I want to access a cloud.google bucket that contains up to 5000 datasets. They are in order but some might be missing. Therefore, I want to create a script that runs through it and checks if the url exists. I created a simple loop:
for(i in 1:length(x)) {
print(paste0("loop is at index ", x[i]))
output$exists[i] <- url.exists(paste("url", x[i]),.header = FALSE)
}
The data is in the format "url_1" , "url_2" etc. so I am able to just have an array of increasing numbers and paste it to the url. However, after around 300 checks it gets stuck and in fact R kind of gets stuck. I wondered if it is something of a spam-protection but if I force quit R and restart, it immediately starts working again. I could imagine that another issue persists.

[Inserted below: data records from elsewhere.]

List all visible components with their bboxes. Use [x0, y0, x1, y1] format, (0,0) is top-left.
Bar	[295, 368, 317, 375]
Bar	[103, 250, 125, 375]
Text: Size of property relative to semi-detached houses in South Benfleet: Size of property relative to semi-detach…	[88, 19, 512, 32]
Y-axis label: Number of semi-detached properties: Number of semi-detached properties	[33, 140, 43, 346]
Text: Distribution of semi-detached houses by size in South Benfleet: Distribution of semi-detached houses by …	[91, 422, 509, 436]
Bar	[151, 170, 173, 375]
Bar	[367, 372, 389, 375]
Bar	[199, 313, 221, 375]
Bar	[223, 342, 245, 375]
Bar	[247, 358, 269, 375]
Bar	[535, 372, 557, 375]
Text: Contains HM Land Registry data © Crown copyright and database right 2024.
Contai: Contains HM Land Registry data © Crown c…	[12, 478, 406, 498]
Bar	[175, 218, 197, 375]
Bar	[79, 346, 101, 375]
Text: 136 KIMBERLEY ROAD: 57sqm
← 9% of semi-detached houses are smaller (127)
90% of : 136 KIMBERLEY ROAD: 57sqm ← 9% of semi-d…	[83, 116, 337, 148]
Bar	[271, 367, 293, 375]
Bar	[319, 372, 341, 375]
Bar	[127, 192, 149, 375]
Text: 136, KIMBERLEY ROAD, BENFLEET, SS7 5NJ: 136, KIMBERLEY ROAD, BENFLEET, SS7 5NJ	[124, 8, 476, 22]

Any suggestions how I could fix it?
Thanks
Jonas
P.S. unfortunately I cannot share the link to the bucket.
Hi @jonas2,
Maybe the server is being overwhelmed with your requests or is actively blocking too many requests.
How about pausing for a few seconds after each set of, say 20, requests?
for(i in 1:length(x)) {
print(paste0("loop is at index ", x[i]))
output$exists[i] <- url.exists(paste("url", x[i]), .header = FALSE)
if(i %% 20 == 0) {cat("Pausing... \n"); Sys.sleep(5)}
}
Hi Davo
Thanks for your idea - it also doesn't work. It feels like the issue is more with RCurl. Maybe it does not properly close the connections (sometimes when I read the tables after a while it starts closing open connections, I don't know how that works under the hood though).